Fig. 3

Visualization of the patient phenoscape. The latent phenotype is visualized in two dimensions using PHATE. In this plot each point represents a patient and the coloring is based on the value of different clinical variables. (A) All patients in the Yale cohort are plotted and colored according to TTD label (top-left), TTD (log-transformed, top-right), heart rate (middle), SpO2 (bottom-left), and GCS (bottom-right). Each point represents a patient. These plots uncover the continuous structure of the patients’ latent phenotype and highlight the correlation between different clinical variables and the time-to-death. The longitudinal variables were transformed into scalar variables using different transformations. (range) computes the average of the five highest observations minus the average of the five lowest observations in the clinical history of the patient. (mean) computes the average of the observations in the clinical history of the patient. (min) computes the average of the five lowest observations.

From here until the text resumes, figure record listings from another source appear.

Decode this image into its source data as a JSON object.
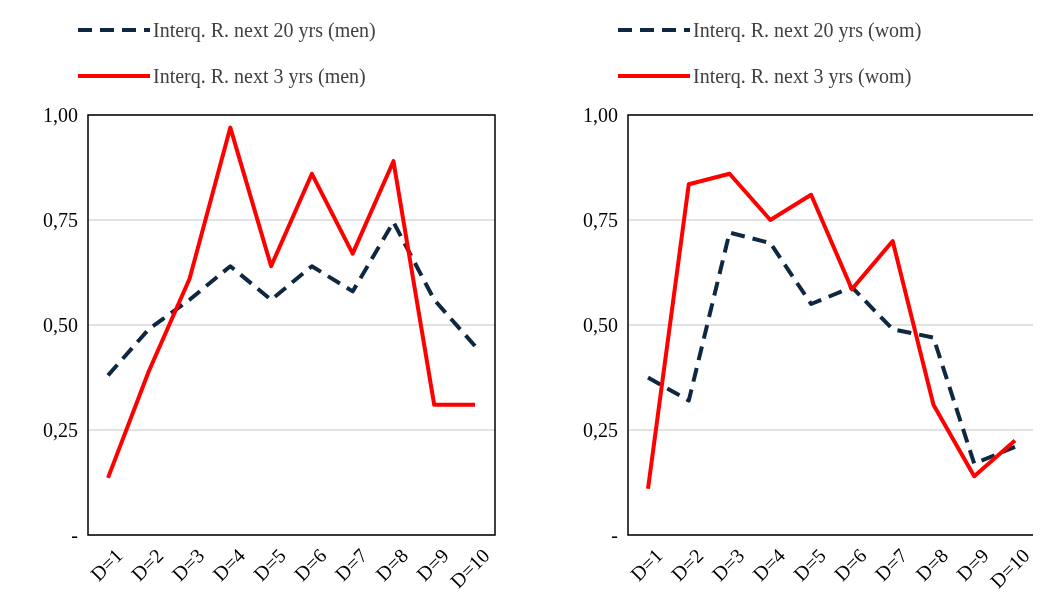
{
  "chart_data": [
    {
      "type": "line",
      "categories": [
        "D=1",
        "D=2",
        "D=3",
        "D=4",
        "D=5",
        "D=6",
        "D=7",
        "D=8",
        "D=9",
        "D=10"
      ],
      "ylim": [
        0,
        1
      ],
      "yticks": [
        {
          "value": 0,
          "label": "-"
        },
        {
          "value": 0.25,
          "label": "0,25"
        },
        {
          "value": 0.5,
          "label": "0,50"
        },
        {
          "value": 0.75,
          "label": "0,75"
        },
        {
          "value": 1,
          "label": "1,00"
        }
      ],
      "grid": "y",
      "legend": "top",
      "series": [
        {
          "name": "Interq. R. next 20 yrs (men)",
          "color": "#0e2841",
          "line_style": "dashed",
          "values": [
            0.38,
            0.49,
            0.56,
            0.64,
            0.56,
            0.64,
            0.58,
            0.745,
            0.56,
            0.45
          ]
        },
        {
          "name": "Interq. R. next 3 yrs (men)",
          "color": "#ff0000",
          "line_style": "solid",
          "values": [
            0.136,
            0.39,
            0.61,
            0.97,
            0.64,
            0.86,
            0.67,
            0.89,
            0.31,
            0.31
          ]
        }
      ]
    },
    {
      "type": "line",
      "categories": [
        "D=1",
        "D=2",
        "D=3",
        "D=4",
        "D=5",
        "D=6",
        "D=7",
        "D=8",
        "D=9",
        "D=10"
      ],
      "ylim": [
        0,
        1
      ],
      "yticks": [
        {
          "value": 0,
          "label": "-"
        },
        {
          "value": 0.25,
          "label": "0,25"
        },
        {
          "value": 0.5,
          "label": "0,50"
        },
        {
          "value": 0.75,
          "label": "0,75"
        },
        {
          "value": 1,
          "label": "1,00"
        }
      ],
      "grid": "y",
      "legend": "top",
      "series": [
        {
          "name": "Interq. R. next 20 yrs (wom)",
          "color": "#0e2841",
          "line_style": "dashed",
          "values": [
            0.375,
            0.32,
            0.72,
            0.695,
            0.55,
            0.59,
            0.49,
            0.47,
            0.17,
            0.21
          ]
        },
        {
          "name": "Interq. R. next 3 yrs (wom)",
          "color": "#ff0000",
          "line_style": "solid",
          "values": [
            0.11,
            0.835,
            0.86,
            0.75,
            0.81,
            0.585,
            0.7,
            0.31,
            0.14,
            0.225
          ]
        }
      ]
    }
  ]
}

Different transformations extract different patterns from the time series, enabling a finer interpretation of the dynamical patterns for a given clinical variable. For instance, we observed that heart rate (range) correlates with the TTD label, unlike heart rate (mean), suggesting the variation in heart rate is more important than the average value. The visualization of the whole cohort suggests two distincts groups of patients, characterized by high or low TTD. (B) Focus visualization of the identified cluster of patients with TTD<120 min. This uncovers a finer grained structure in this specific cohort of patients. We colored the patients by TTD (log-transformed, top-left), range of heart rate (middle-left), minimum SpO2 (middle-right), average GCS (bottom-left), and BMI (bottom-right). (C) We clustered the patients in the zoomed-in group of patients according to the similarity of their latent phenotype. We obtained three clusters: A, B, and C. Guided by the visualization of panel B, we examined the specific phenotype of patients from cluster A, which appear to have higher TTD than the rest of the patients. We show boxplots and corresponding independent t-tests p-values for difference of means between clusters, for various clinical variables. This analysis characterizes cluster A as a subgroup of patients with high TTD, high range of heart rate, low minimum SpO2, high GCS, as well as low BMI.